SLU Gaming Lab
In January 2014, Tafadzwa Pasipanodya (’14) and I set up the SLU Gaming Lab to facilitate research in gaming. The lab consists of 8 machines (Intel i7 920 @ 2.66 GHz, 12 GB of RAM, Radeon RX 460 OC with 4 GB, 525 GB SSD) running League of Legends, Heroes of the Storm, Hearthstone, Overwatch, and Fortnite on Windows 10. It will also serve as a venue for students to practice and compete as a team in collegiate leagues such as IvyLoL, and CSL.
The SLU Gaming Lab is located in Bewkes Science Hall 143. The room houses many of our department servers and networking equipment, and serves as a space where senior computer science majors do their Senior Year Experience (SYE) projects.
Eight gaming machines are connected to a 1 Gbps switch, which is connected to a Linux server that acts as a router. This Linux server can shape the traffic (inject delays, jitter and losses) as well as capture traffic in and out of the gaming clients. You can see the gaming machines and the 1 Gbps switch in Figure 1.
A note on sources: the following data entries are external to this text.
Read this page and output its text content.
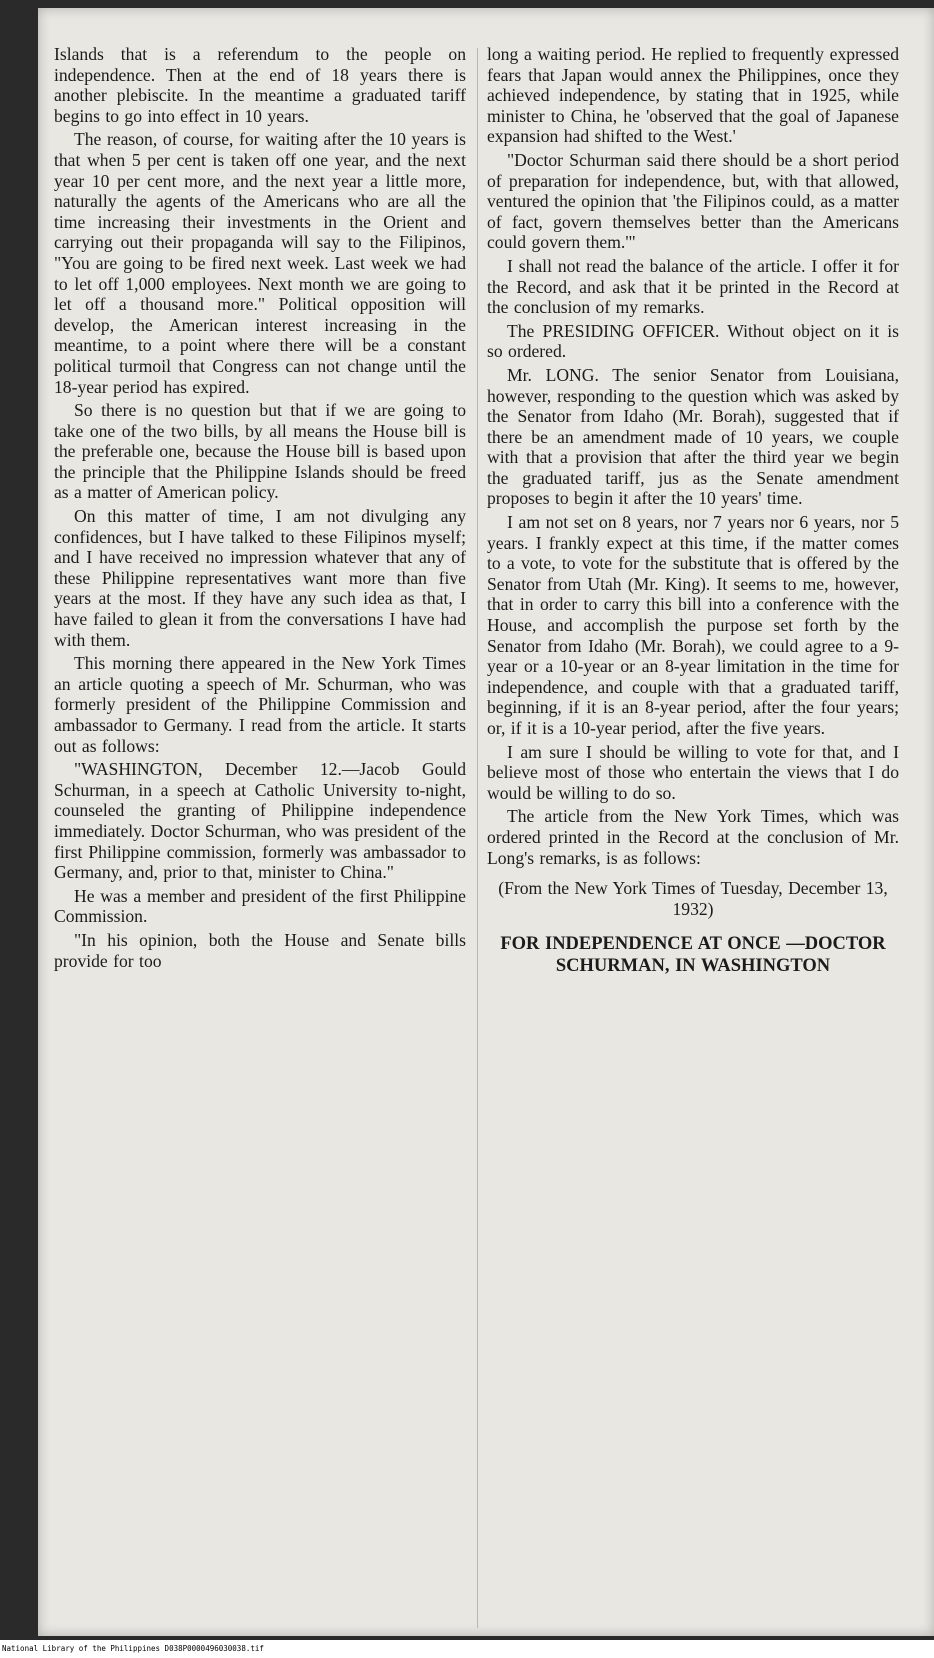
Islands that is a referendum to the people on independence. Then at the end of 18 years there is another plebiscite. In the meantime a graduated tariff begins to go into effect in 10 years.

The reason, of course, for waiting after the 10 years is that when 5 per cent is taken off one year, and the next year 10 per cent more, and the next year a little more, naturally the agents of the Americans who are all the time increasing their investments in the Orient and carrying out their propaganda will say to the Filipinos, "You are going to be fired next week. Last week we had to let off 1,000 employees. Next month we are going to let off a thousand more." Political opposition will develop, the American interest increasing in the meantime, to a point where there will be a constant political turmoil that Congress can not change until the 18-year period has expired.

So there is no question but that if we are going to take one of the two bills, by all means the House bill is the preferable one, because the House bill is based upon the principle that the Philippine Islands should be freed as a matter of American policy.

On this matter of time, I am not divulging any confidences, but I have talked to these Filipinos myself; and I have received no impression whatever that any of these Philippine representatives want more than five years at the most. If they have any such idea as that, I have failed to glean it from the conversations I have had with them.

This morning there appeared in the New York Times an article quoting a speech of Mr. Schurman, who was formerly president of the Philippine Commission and ambassador to Germany. I read from the article. It starts out as follows:

"WASHINGTON, December 12.—Jacob Gould Schurman, in a speech at Catholic University to-night, counseled the granting of Philippine independence immediately. Doctor Schurman, who was president of the first Philippine commission, formerly was ambassador to Germany, and, prior to that, minister to China."

He was a member and president of the first Philippine Commission.

"In his opinion, both the House and Senate bills provide for too

long a waiting period. He replied to frequently expressed fears that Japan would annex the Philippines, once they achieved independence, by stating that in 1925, while minister to China, he 'observed that the goal of Japanese expansion had shifted to the West.'

"Doctor Schurman said there should be a short period of preparation for independence, but, with that allowed, ventured the opinion that 'the Filipinos could, as a matter of fact, govern themselves better than the Americans could govern them.'"

I shall not read the balance of the article. I offer it for the Record, and ask that it be printed in the Record at the conclusion of my remarks.

The PRESIDING OFFICER. Without object on it is so ordered.

Mr. LONG. The senior Senator from Louisiana, however, responding to the question which was asked by the Senator from Idaho (Mr. Borah), suggested that if there be an amendment made of 10 years, we couple with that a provision that after the third year we begin the graduated tariff, jus as the Senate amendment proposes to begin it after the 10 years' time.

I am not set on 8 years, nor 7 years nor 6 years, nor 5 years. I frankly expect at this time, if the matter comes to a vote, to vote for the substitute that is offered by the Senator from Utah (Mr. King). It seems to me, however, that in order to carry this bill into a conference with the House, and accomplish the purpose set forth by the Senator from Idaho (Mr. Borah), we could agree to a 9-year or a 10-year or an 8-year limitation in the time for independence, and couple with that a graduated tariff, beginning, if it is an 8-year period, after the four years; or, if it is a 10-year period, after the five years.

I am sure I should be willing to vote for that, and I believe most of those who entertain the views that I do would be willing to do so.

The article from the New York Times, which was ordered printed in the Record at the conclusion of Mr. Long's remarks, is as follows:

(From the New York Times of Tuesday, December 13, 1932)

FOR INDEPENDENCE AT ONCE —DOCTOR SCHURMAN, IN WASHINGTON

National Library of the Philippines D038P0000496030038.tif
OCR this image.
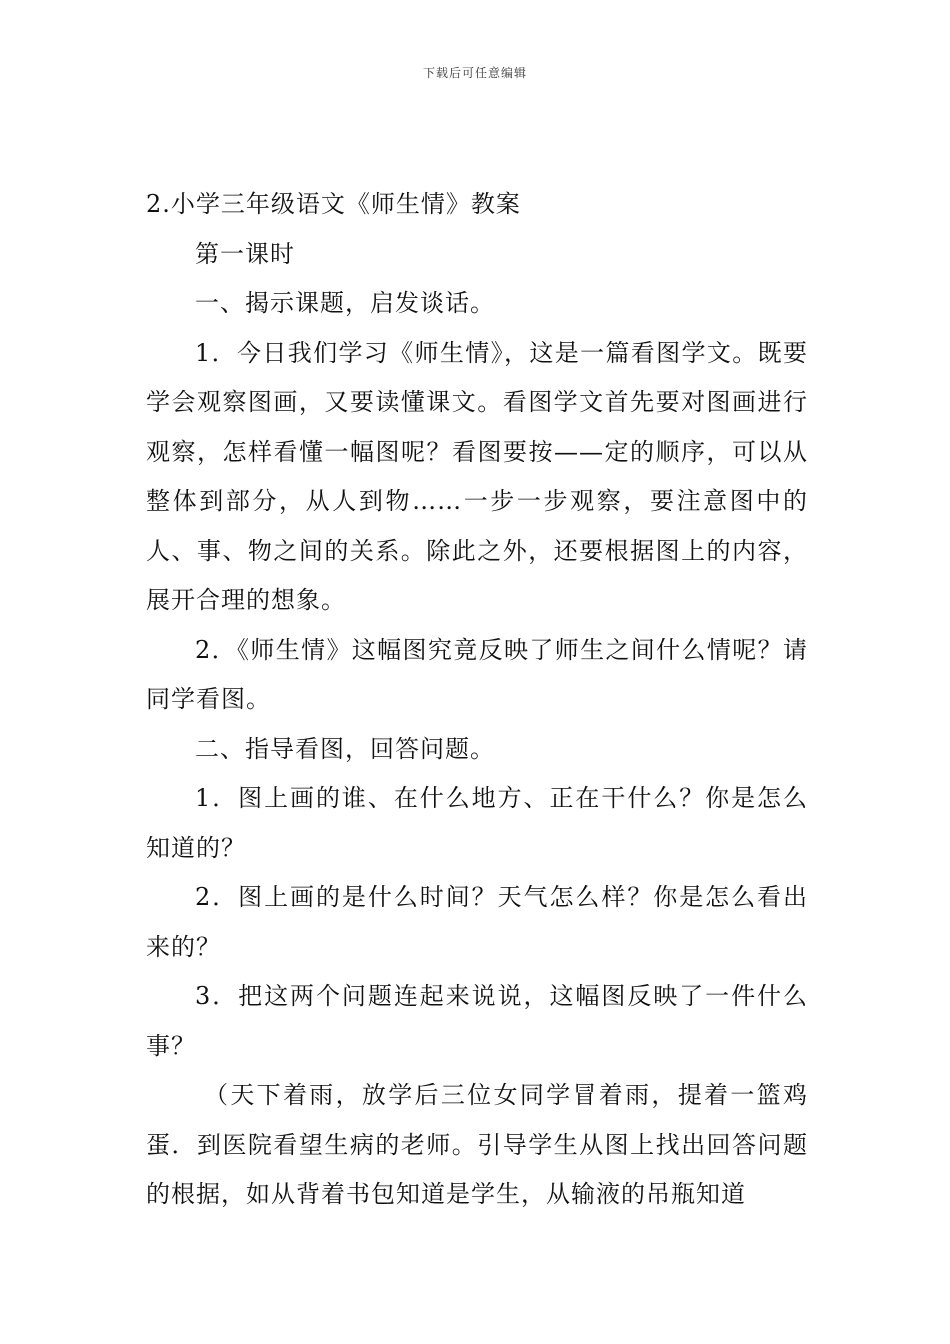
下载后可任意编辑

2.小学三年级语文《师生情》教案

第一课时

一、揭示课题，启发谈话。

1．今日我们学习《师生情》，这是一篇看图学文。既要学会观察图画，又要读懂课文。看图学文首先要对图画进行观察，怎样看懂一幅图呢？看图要按——定的顺序，可以从整体到部分，从人到物……一步一步观察，要注意图中的人、事、物之间的关系。除此之外，还要根据图上的内容，展开合理的想象。

2．《师生情》这幅图究竟反映了师生之间什么情呢？请同学看图。

二、指导看图，回答问题。

1．图上画的谁、在什么地方、正在干什么？你是怎么知道的？

2．图上画的是什么时间？天气怎么样？你是怎么看出来的？

3．把这两个问题连起来说说，这幅图反映了一件什么事？

（天下着雨，放学后三位女同学冒着雨，提着一篮鸡蛋．到医院看望生病的老师。引导学生从图上找出回答问题的根据，如从背着书包知道是学生，从输液的吊瓶知道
Figure 2 shows the display into the SLU Gaming Lab. The left monitor continuously plays cinematic videos of StarCraft II, League of Legends, Heroes of the Storm, Fortnite, and other games. The monitor on the right shows a Microsoft Kinect app developed by Nevaan Perera (’18) that detect the basic skeleton model of the people standing in front of the displays. In the figure, you can see the green lines depicting the skeleton model of me taking the picture.